For her, the first signs of the pandemic afterlife were good ones. She managed to keep all of her employees. On Tuesday, they were busy.

“Oh we are so excited! Just to be able to serve pizzas to the neighborhood again. We’re just super thrilled,” de Vries said.

People order online and pickup their food in person in a carefully managed walk-up setting. That includes distancing markings, a separate entrance and exit and a mandatory mask rule.

“It is a significant change. We’ve gone from being the social hub of downtown San Jose to offering pickup and delivery services,” said Tara Santurri, Events and Marketing Manager for San Pedro Square Market.

It’s a welcome a reopening for customers who’ve grown weary of a stay at home, eat at home existence.

“It’s nice to know they’re still open because this is one of the places I like to come for lunch,” said one customer who came by with her mom to pick up orders of pho.

“It’s just a little different, but we just have to keep positive that’s all,” her mom said.

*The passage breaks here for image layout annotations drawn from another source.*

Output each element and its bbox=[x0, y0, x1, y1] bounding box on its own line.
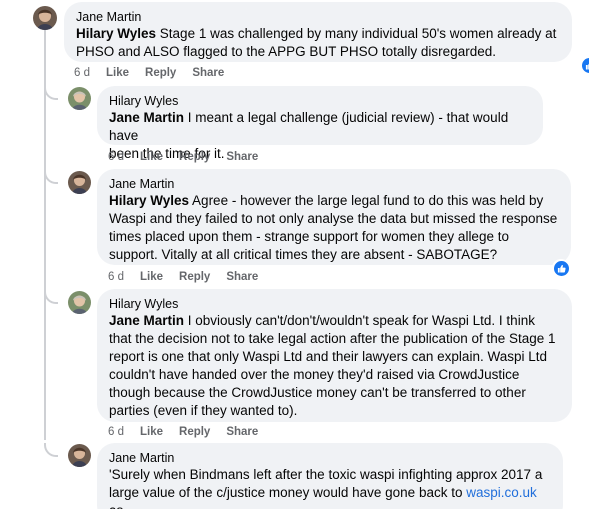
avatar[interactable] bbox=[68, 444, 91, 467]
comment-bubble: Jane Martin Hilary Wyles Agree - however… bbox=[97, 169, 571, 265]
thread-branch bbox=[44, 290, 58, 304]
mention-link[interactable]: Hilary Wyles bbox=[76, 26, 156, 41]
reply-button[interactable]: Reply bbox=[179, 151, 210, 163]
like-button[interactable]: Like bbox=[140, 426, 163, 438]
share-button[interactable]: Share bbox=[192, 67, 224, 79]
comment-line: as bbox=[109, 503, 123, 509]
comment-bubble: Hilary Wyles Jane Martin I meant a legal… bbox=[97, 86, 543, 161]
comment-thread: Jane Martin Hilary Wyles Stage 1 was cha… bbox=[0, 0, 589, 509]
comment-actions: 6 d Like Reply Share bbox=[108, 270, 258, 284]
comment-line: Waspi and they failed to not only analys… bbox=[109, 211, 558, 226]
mention-link[interactable]: Jane Martin bbox=[109, 110, 184, 125]
comment-line: support. Vitally at all critical times t… bbox=[109, 247, 498, 262]
comment-author[interactable]: Jane Martin bbox=[109, 176, 559, 192]
comment-actions: 6 d Like Reply Share bbox=[74, 66, 224, 80]
comment-line: PHSO and ALSO flagged to the APPG BUT PH… bbox=[76, 44, 496, 59]
comment-author[interactable]: Hilary Wyles bbox=[109, 93, 531, 109]
comment-text: 'Surely when Bindmans left after the tox… bbox=[109, 466, 551, 509]
like-button[interactable]: Like bbox=[140, 151, 163, 163]
comment-line: 'Surely when Bindmans left after the tox… bbox=[109, 467, 543, 482]
thumbs-up-icon bbox=[557, 264, 566, 273]
comment-line: that the decision not to take legal acti… bbox=[109, 331, 556, 346]
thread-branch bbox=[44, 170, 58, 184]
comment-author[interactable]: Jane Martin bbox=[109, 450, 551, 466]
thread-branch bbox=[44, 443, 58, 457]
share-button[interactable]: Share bbox=[226, 426, 258, 438]
comment-line: though because the CrowdJustice money ca… bbox=[109, 385, 526, 400]
comment-bubble: Jane Martin Hilary Wyles Stage 1 was cha… bbox=[64, 2, 572, 62]
reply-button[interactable]: Reply bbox=[179, 271, 210, 283]
reaction-badge[interactable] bbox=[552, 259, 570, 277]
comment-actions: 6 d Like Reply Share bbox=[108, 425, 258, 439]
thread-branch bbox=[44, 86, 58, 100]
mention-link[interactable]: Hilary Wyles bbox=[109, 193, 189, 208]
comment-author[interactable]: Hilary Wyles bbox=[109, 296, 560, 312]
avatar[interactable] bbox=[68, 291, 91, 314]
comment-text: Jane Martin I obviously can't/don't/woul… bbox=[109, 312, 560, 420]
comment-timestamp[interactable]: 6 d bbox=[108, 271, 124, 283]
comment-timestamp[interactable]: 6 d bbox=[74, 67, 90, 79]
avatar[interactable] bbox=[68, 87, 91, 110]
comment-bubble: Hilary Wyles Jane Martin I obviously can… bbox=[97, 289, 572, 422]
avatar[interactable] bbox=[33, 6, 57, 30]
external-link[interactable]: waspi.co.uk bbox=[466, 485, 537, 500]
comment-timestamp[interactable]: 6 d bbox=[108, 151, 124, 163]
comment-line: report is one that only Waspi Ltd and th… bbox=[109, 349, 547, 364]
comment-line: I obviously can't/don't/wouldn't speak f… bbox=[184, 313, 535, 328]
like-button[interactable]: Like bbox=[140, 271, 163, 283]
thumbs-up-icon bbox=[585, 62, 589, 70]
comment-line: parties (even if they wanted to). bbox=[109, 403, 298, 418]
reply-button[interactable]: Reply bbox=[145, 67, 176, 79]
comment-author[interactable]: Jane Martin bbox=[76, 9, 560, 25]
avatar[interactable] bbox=[68, 171, 91, 194]
comment-text: Hilary Wyles Agree - however the large l… bbox=[109, 192, 559, 264]
comment-text: Hilary Wyles Stage 1 was challenged by m… bbox=[76, 25, 560, 61]
comment-bubble: Jane Martin 'Surely when Bindmans left a… bbox=[97, 443, 563, 509]
share-button[interactable]: Share bbox=[226, 271, 258, 283]
comment-timestamp[interactable]: 6 d bbox=[108, 426, 124, 438]
comment-actions: 6 d Like Reply Share bbox=[108, 150, 258, 164]
mention-link[interactable]: Jane Martin bbox=[109, 313, 184, 328]
comment-line: Stage 1 was challenged by many individua… bbox=[156, 26, 557, 41]
comment-line: couldn't have handed over the money they… bbox=[109, 367, 520, 382]
share-button[interactable]: Share bbox=[226, 151, 258, 163]
reply-button[interactable]: Reply bbox=[179, 426, 210, 438]
like-button[interactable]: Like bbox=[106, 67, 129, 79]
comment-line: times placed upon them - strange support… bbox=[109, 229, 509, 244]
comment-line: large value of the c/justice money would… bbox=[109, 485, 467, 500]
reaction-badge[interactable] bbox=[580, 56, 589, 74]
comment-line: Agree - however the large legal fund to … bbox=[189, 193, 544, 208]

But it’s still a struggle for restaurants to make a profit with empty dining rooms, and for workers to make a living without tips.

“The hardest thing is to get employees to come back because they’re making more money on unemployment,” said Christopher Kohler, General Manager at the Old Wagon.

Kohler said  his restaurant is restarting with a new and smaller menu, but right now profits barely pay for staying open.

“We’ve been here for over ten years. We don’t want to let something like this shut us down,” Kohler said.